The scenes of destruction are nothing much to shout home about, as they are the usual retreads of people in rubber suits stomping on model Tokyos, trampling on buildings, melting model tanks, blasting airplanes out of the sky, and convoys of military vehicles.
Apart from this being widescreen and in original Japanese, something not available in any of the Toho monster pics over here, there are some interesting issues explored. One is the examination of empathic understanding. In one scene, Saki and Funatsu's young daughter go up to the captured baby, who quiets down and looks at them sadly, showing a link between animal and human kindness.
Another is the role of women in 1960's Japan. In the dark cave, Koyanagi becomes a bit hesitant. Kurosaki then taunts her, "[fine], go back marry an office worker, have babies and change diapers" a la the traditional role of women in the modern world. One phrase that isn't translated in the subtitles is "tamanegi o kitte," meaning cutting onions. In other words, stay in the kitchen.

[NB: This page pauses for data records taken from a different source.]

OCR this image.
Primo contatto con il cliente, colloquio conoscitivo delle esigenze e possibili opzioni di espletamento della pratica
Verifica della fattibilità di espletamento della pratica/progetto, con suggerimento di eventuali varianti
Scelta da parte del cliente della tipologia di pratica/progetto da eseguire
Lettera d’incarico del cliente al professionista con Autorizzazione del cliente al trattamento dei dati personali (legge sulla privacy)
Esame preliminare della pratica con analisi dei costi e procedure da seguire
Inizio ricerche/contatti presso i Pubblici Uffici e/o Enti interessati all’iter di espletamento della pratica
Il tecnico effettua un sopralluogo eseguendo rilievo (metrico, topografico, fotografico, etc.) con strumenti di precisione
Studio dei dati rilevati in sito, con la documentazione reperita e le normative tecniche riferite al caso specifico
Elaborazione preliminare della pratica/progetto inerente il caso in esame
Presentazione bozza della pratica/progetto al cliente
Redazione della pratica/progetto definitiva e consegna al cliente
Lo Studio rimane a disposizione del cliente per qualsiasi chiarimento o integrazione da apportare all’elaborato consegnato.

So what does that title mean, "triphibian"? Well, given its Greek etymology, amphibian means able to live a double life, in water and in land, as frogs and salamanders. Triphibian thus means water, land, and air.
Despite some serious issues explored, material cribbed from Godzilla, Rodan, and Mothra by Kaiju Productions, (kaiju meaning Japanese for monster) and unconvincing monsters overshadow what could've been a good story.